Haupts has weathered grain prices either helping or hindering profitability of hogs, depending on how much it cost to feed them out. Hog diseases have also changed the course of raising hogs, he said, and he’s had to make sure to select breeding stock that he could handle, based on heredity behaviors in pigs.
“They get used to us,” Haupts explained. “They know us, but if I picked out a stranger to show a pig, it might not trail like it should because it doesn’t know that person. Even humidity levels will change a pig’s behaviors.”
He said he’s learned tips that can help load hogs more easily, such as putting a piece of carpet on the ramp of their aluminum trailer.

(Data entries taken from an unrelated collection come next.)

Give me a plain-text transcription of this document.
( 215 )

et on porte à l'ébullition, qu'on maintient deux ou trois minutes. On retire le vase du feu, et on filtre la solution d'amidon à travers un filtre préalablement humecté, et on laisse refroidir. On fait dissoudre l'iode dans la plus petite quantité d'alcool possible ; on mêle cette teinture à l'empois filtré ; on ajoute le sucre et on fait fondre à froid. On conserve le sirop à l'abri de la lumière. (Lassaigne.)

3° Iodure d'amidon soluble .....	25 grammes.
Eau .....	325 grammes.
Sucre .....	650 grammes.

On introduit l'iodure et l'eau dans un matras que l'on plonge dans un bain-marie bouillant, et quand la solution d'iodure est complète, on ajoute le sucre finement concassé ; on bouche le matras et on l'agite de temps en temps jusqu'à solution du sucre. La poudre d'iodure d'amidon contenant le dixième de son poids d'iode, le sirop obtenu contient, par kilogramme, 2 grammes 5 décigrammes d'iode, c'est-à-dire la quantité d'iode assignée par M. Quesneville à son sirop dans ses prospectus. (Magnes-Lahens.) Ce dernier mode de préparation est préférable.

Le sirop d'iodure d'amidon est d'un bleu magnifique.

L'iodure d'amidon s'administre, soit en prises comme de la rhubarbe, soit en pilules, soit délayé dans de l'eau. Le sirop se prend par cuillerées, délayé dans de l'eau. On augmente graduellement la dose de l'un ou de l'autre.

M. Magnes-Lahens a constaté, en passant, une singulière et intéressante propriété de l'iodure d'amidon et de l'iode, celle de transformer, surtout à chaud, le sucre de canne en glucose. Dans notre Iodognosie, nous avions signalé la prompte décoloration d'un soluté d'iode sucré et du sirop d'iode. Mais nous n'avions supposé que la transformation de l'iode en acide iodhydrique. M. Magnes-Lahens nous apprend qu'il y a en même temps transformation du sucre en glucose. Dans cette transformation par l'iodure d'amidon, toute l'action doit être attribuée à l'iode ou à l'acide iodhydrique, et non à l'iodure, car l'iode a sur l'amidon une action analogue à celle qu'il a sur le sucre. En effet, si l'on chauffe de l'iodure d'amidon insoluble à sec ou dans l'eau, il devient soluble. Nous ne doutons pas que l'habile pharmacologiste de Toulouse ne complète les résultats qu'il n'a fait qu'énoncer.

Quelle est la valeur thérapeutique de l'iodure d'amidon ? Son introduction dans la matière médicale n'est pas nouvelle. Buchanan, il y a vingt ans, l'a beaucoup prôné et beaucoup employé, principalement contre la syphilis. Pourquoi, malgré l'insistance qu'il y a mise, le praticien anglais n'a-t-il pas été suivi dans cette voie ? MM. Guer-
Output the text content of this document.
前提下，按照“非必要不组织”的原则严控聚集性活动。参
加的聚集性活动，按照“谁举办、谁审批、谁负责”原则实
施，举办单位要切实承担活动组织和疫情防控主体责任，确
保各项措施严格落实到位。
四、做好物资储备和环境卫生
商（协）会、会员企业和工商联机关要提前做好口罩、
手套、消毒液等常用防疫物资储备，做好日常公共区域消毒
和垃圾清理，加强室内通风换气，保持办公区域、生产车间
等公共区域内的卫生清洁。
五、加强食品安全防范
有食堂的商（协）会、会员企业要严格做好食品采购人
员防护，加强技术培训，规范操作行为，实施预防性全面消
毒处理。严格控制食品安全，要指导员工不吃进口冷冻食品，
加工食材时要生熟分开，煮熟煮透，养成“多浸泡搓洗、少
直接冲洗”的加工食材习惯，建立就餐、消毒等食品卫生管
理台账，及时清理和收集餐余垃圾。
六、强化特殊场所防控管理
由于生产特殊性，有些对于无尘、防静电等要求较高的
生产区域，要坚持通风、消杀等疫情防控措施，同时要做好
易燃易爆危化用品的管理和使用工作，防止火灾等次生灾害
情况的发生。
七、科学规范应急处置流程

“When they would go up the ramp it would rattle a little and it scared them, and they wouldn’t move as easily,” said Haupts. “But with that carpet on there, the ramp doesn’t rattle. It works good for loading.”
He said pigs really can be trained to lead, because he said he’s seen it.
Clay County Fair
Haupts said when he and his family first began showing at the Clay County Fair, it was a completely purebred swine show.
“As the industry changed, there were less and less purebred breeders, so the fair board and superintendents devised a plan to get the youth involved, and it’s just bloomed,” he said of youth showing in CCF 4-H and open class competitions.
Haupts said he keeps returning to show pigs at the fair because showing pigs is in his blood. But he said there are other reasons, too.
“The people that run (the swine show) are so helpful and so good to us, and we just decided this was it — we were going to make this one,” he said, adding that it’s a lot of work, starting with choosing what they want to bring to the fair.
Haupts said showing at the fair gives him the thrill of competition each year.
“It’s the thrill of taking them out of the ring and hopefully getting placed as high as you can, and the higher you get, the more thrilling it is,” he said with a laugh.
Haupts and Hock (along with Hock’s son, William, 17), all received Grand Champion awards at this year’s Clay County Fair — Haupts for his Grand Champion Duroc boar, and the Hocks for their Grand Champion Spot boar.
Haupts’ sons also enjoy helping show pigs each year at the CCF — sons who live local to him, and also a son in Florida who comes home to the farm where they grew up southeast of Manson, to be a part of it.
“They enjoy it; they remember their (4-H/FFA) days,” said Haupts.
It’s been a lot of years since he was a 4-H’er with the Lincoln Wonder Workers club as a kid. But it’s where he got his first taste of swine competition, and he’s never looked back.
“I’m looking forward to coming back next year,” he said of competing in the swine show at the Clay County Fair.
SIDE NOTE: Haupts graduated from high school in 1944, then enlisted in the Navy at the age of 17. He has been a member of the American Legion for 79 years, having served stateside as a medic toward the end of World War II. The war was over long enough that he never had to serve overseas, but he said another couple of months could have changed the course of his life.